Brand in der Wiener Innenstadt: Tatverdächtiger nicht geständig

Brandstiftung in Wiener Innenstadt: Tatverdächtiger nicht geständig
Brandstiftung in Wiener Innenstadt: Tatverdächtiger nicht geständig ©APA
Jener 44-jährige Mann, der im Zusammenhang mit dem Brand in der Wiener Innenstadt von Mittwochfrüh steht, wurde von der Polizei einvernommen und zeigt sich nicht geständig.
Einsatz beim Brand
17 Personen verletzt
Brand fordert Todesopfer
Feuer in der Innenstadt
Verdächtiger wird gesucht
Polizei nimmt 44-Jährigen fest
Verdächtiger noch nicht vernommen

Der 44-jährige Mann, der am Mittwoch in einem Wohnhaus an der Ecke Hoher Markt/Marc-Aurel-Straße in der Wiener Innenstadt Feuer gelegt haben soll, ist zur Brandstiftung nicht geständig.

Tatverdächtiger nicht geständig

Wie Polizeisprecherin Adina Mircioane am Freitagnachmittag der APA erklärte, behauptet er, in seiner Wohnung wäre es ohne sein Zutun zu einer Explosion gekommen.

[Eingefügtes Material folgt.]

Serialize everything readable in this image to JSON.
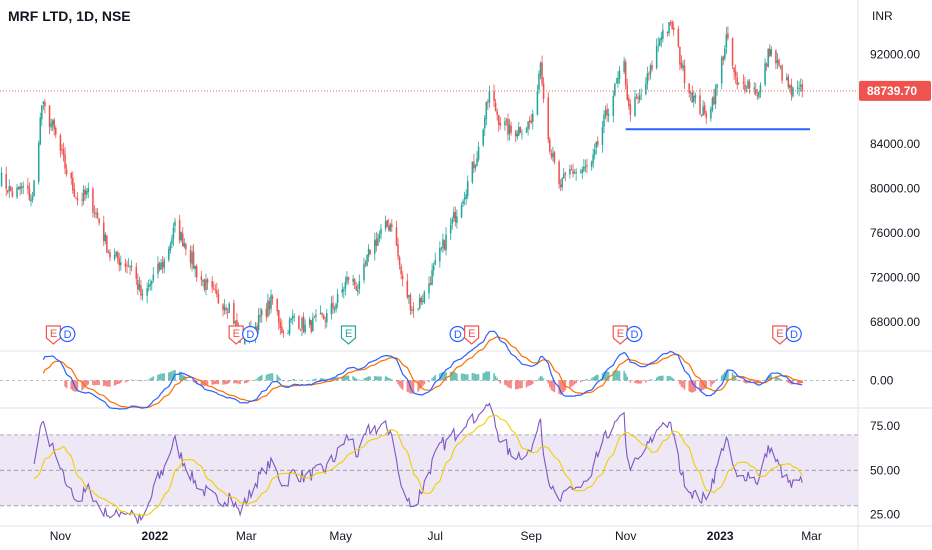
{
  "header": {
    "title": "MRF LTD, 1D, NSE"
  },
  "colors": {
    "up": "#26a69a",
    "down": "#ef5350",
    "macd": "#2962ff",
    "signal": "#ff6d00",
    "rsi": "#7e57c2",
    "rsi_ma": "#f0d000",
    "rsi_band": "#ede7f6",
    "support": "#2962ff",
    "price_line": "#ef5350"
  },
  "chart_data": {
    "type": "candlestick",
    "currency_label": "INR",
    "ylim": [
      65500,
      96000
    ],
    "y_ticks": [
      {
        "value": 92000,
        "label": "92000.00"
      },
      {
        "value": 88000,
        "label": "88000.00"
      },
      {
        "value": 84000,
        "label": "84000.00"
      },
      {
        "value": 80000,
        "label": "80000.00"
      },
      {
        "value": 76000,
        "label": "76000.00"
      },
      {
        "value": 72000,
        "label": "72000.00"
      },
      {
        "value": 68000,
        "label": "68000.00"
      }
    ],
    "x_ticks": [
      {
        "date": "2021-11-01",
        "label": "Nov",
        "bold": false
      },
      {
        "date": "2022-01-01",
        "label": "2022",
        "bold": true
      },
      {
        "date": "2022-03-01",
        "label": "Mar",
        "bold": false
      },
      {
        "date": "2022-05-01",
        "label": "May",
        "bold": false
      },
      {
        "date": "2022-07-01",
        "label": "Jul",
        "bold": false
      },
      {
        "date": "2022-09-01",
        "label": "Sep",
        "bold": false
      },
      {
        "date": "2022-11-01",
        "label": "Nov",
        "bold": false
      },
      {
        "date": "2023-01-01",
        "label": "2023",
        "bold": true
      },
      {
        "date": "2023-03-01",
        "label": "Mar",
        "bold": false
      }
    ],
    "x_range": [
      "2021-09-23",
      "2023-03-31"
    ],
    "last_price": {
      "value": 88739.7,
      "label": "88739.70"
    },
    "support_line": {
      "start": "2022-11-01",
      "end": "2023-02-28",
      "value": 85300
    },
    "price_path": [
      [
        "2021-09-23",
        81000
      ],
      [
        "2021-10-01",
        79500
      ],
      [
        "2021-10-08",
        80000
      ],
      [
        "2021-10-14",
        79000
      ],
      [
        "2021-10-20",
        87500
      ],
      [
        "2021-10-27",
        85500
      ],
      [
        "2021-11-05",
        81500
      ],
      [
        "2021-11-12",
        79000
      ],
      [
        "2021-11-19",
        79500
      ],
      [
        "2021-11-26",
        77000
      ],
      [
        "2021-12-03",
        74000
      ],
      [
        "2021-12-10",
        73500
      ],
      [
        "2021-12-17",
        73000
      ],
      [
        "2021-12-24",
        70000
      ],
      [
        "2021-12-31",
        72000
      ],
      [
        "2022-01-07",
        73500
      ],
      [
        "2022-01-14",
        76500
      ],
      [
        "2022-01-21",
        75000
      ],
      [
        "2022-01-28",
        72500
      ],
      [
        "2022-02-04",
        71000
      ],
      [
        "2022-02-11",
        70000
      ],
      [
        "2022-02-18",
        69500
      ],
      [
        "2022-02-25",
        66500
      ],
      [
        "2022-03-04",
        67000
      ],
      [
        "2022-03-11",
        68500
      ],
      [
        "2022-03-18",
        70000
      ],
      [
        "2022-03-25",
        67000
      ],
      [
        "2022-04-01",
        68500
      ],
      [
        "2022-04-08",
        67500
      ],
      [
        "2022-04-15",
        68000
      ],
      [
        "2022-04-22",
        68500
      ],
      [
        "2022-04-29",
        70000
      ],
      [
        "2022-05-06",
        72000
      ],
      [
        "2022-05-13",
        71000
      ],
      [
        "2022-05-20",
        74500
      ],
      [
        "2022-05-27",
        76000
      ],
      [
        "2022-06-03",
        77000
      ],
      [
        "2022-06-10",
        71500
      ],
      [
        "2022-06-17",
        69000
      ],
      [
        "2022-06-24",
        70500
      ],
      [
        "2022-07-01",
        73000
      ],
      [
        "2022-07-08",
        75500
      ],
      [
        "2022-07-15",
        78000
      ],
      [
        "2022-07-22",
        80500
      ],
      [
        "2022-07-29",
        83500
      ],
      [
        "2022-08-05",
        88500
      ],
      [
        "2022-08-12",
        86000
      ],
      [
        "2022-08-19",
        85000
      ],
      [
        "2022-08-26",
        85500
      ],
      [
        "2022-09-02",
        86000
      ],
      [
        "2022-09-07",
        91500
      ],
      [
        "2022-09-12",
        84500
      ],
      [
        "2022-09-19",
        80000
      ],
      [
        "2022-09-26",
        81500
      ],
      [
        "2022-10-03",
        81500
      ],
      [
        "2022-10-10",
        82000
      ],
      [
        "2022-10-17",
        85500
      ],
      [
        "2022-10-24",
        88500
      ],
      [
        "2022-10-31",
        91000
      ],
      [
        "2022-11-03",
        87000
      ],
      [
        "2022-11-10",
        88000
      ],
      [
        "2022-11-17",
        90500
      ],
      [
        "2022-11-24",
        94000
      ],
      [
        "2022-12-01",
        94500
      ],
      [
        "2022-12-08",
        90500
      ],
      [
        "2022-12-15",
        88000
      ],
      [
        "2022-12-22",
        86500
      ],
      [
        "2022-12-29",
        88500
      ],
      [
        "2023-01-05",
        93500
      ],
      [
        "2023-01-12",
        89000
      ],
      [
        "2023-01-19",
        89500
      ],
      [
        "2023-01-26",
        88500
      ],
      [
        "2023-02-02",
        92500
      ],
      [
        "2023-02-09",
        90500
      ],
      [
        "2023-02-16",
        88500
      ],
      [
        "2023-02-23",
        88740
      ]
    ],
    "markers": [
      {
        "date": "2021-11-01",
        "labels": [
          "E",
          "D"
        ]
      },
      {
        "date": "2022-02-27",
        "labels": [
          "E",
          "D"
        ]
      },
      {
        "date": "2022-05-06",
        "labels": [
          "E"
        ]
      },
      {
        "date": "2022-07-20",
        "labels": [
          "D",
          "E"
        ]
      },
      {
        "date": "2022-11-02",
        "labels": [
          "E",
          "D"
        ]
      },
      {
        "date": "2023-02-13",
        "labels": [
          "E",
          "D"
        ]
      }
    ],
    "macd": {
      "ylim": [
        -1800,
        2000
      ],
      "zero_label": "0.00",
      "ticks": [
        {
          "value": 0,
          "label": "0.00"
        }
      ]
    },
    "rsi": {
      "ylim": [
        22,
        84
      ],
      "band": [
        30,
        70
      ],
      "mid": 50,
      "ticks": [
        {
          "value": 75,
          "label": "75.00"
        },
        {
          "value": 50,
          "label": "50.00"
        },
        {
          "value": 25,
          "label": "25.00"
        }
      ]
    }
  }
}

Der 44-Jährige schilderte bei einer ersten polizeilichen Befragung, er hätte am Mittwoch zunächst seine Mutter besucht und wäre dann mit seinem Hund spazieren gegangen. Als er an seiner Wohnung anlangte und diese aufsperren wollte, sei er in dem Moment, als er den Schlüssel ins Schloss stecken wollte, von der Explosion überrascht worden.

44-Jähriger im Spital

Die Kriminalisten haben sich bei der ersten Einvernahme des tatverdächtigen Werner C. sehr schwergetan haben. Dieser soll sich in einem psychisch labilen Zustand befinden und wurde daher auch in ein Spital und nicht in die Justizanstalt Wien-Josefstadt überstellt. Dort wird er mittlerweile von Justizwachebeamten überwacht. Ob über ihn die U-Haft verhängt wird, wird am Wochenende entschieden. Auf die Frage, weshalb er sich nach der Explosion von der Wohnhaus-Anlage entfernt habe, hatte der 44-Jährige laut Polizei erklärt, er wäre “im Schock davon gelaufen”. Der Mann war Donnerstag früh in der Löwengasse am Gehsteig liegend aufgegriffen worden. Er soll stark alkoholisiert und zunächst nicht ansprechbar gewesen sein.

23-Jährige bei Brand gestorben

In seinem im vierten Stock gelegenen Appartement war es am Mittwoch um 4.30 Uhr zu einer Explosion gekommen. Ersten Erkenntnissen zufolge war Benzin als Brandbeschleuniger verwendet worden. Nähere Aufschlüsse soll das Gutachten eines Brandsachverständigen erbringen. Der 44-Jährige hätte infolge erheblicher Mietrückstände am Mittwoch delogiert werden sollen.

Eine 23-jährige Nachbarin des Mannes war von einer umstürzenden Mauer erschlagen worden. 17 Personen wurden verletzt, davon wurden sieben vorübergehend stationär behandelt.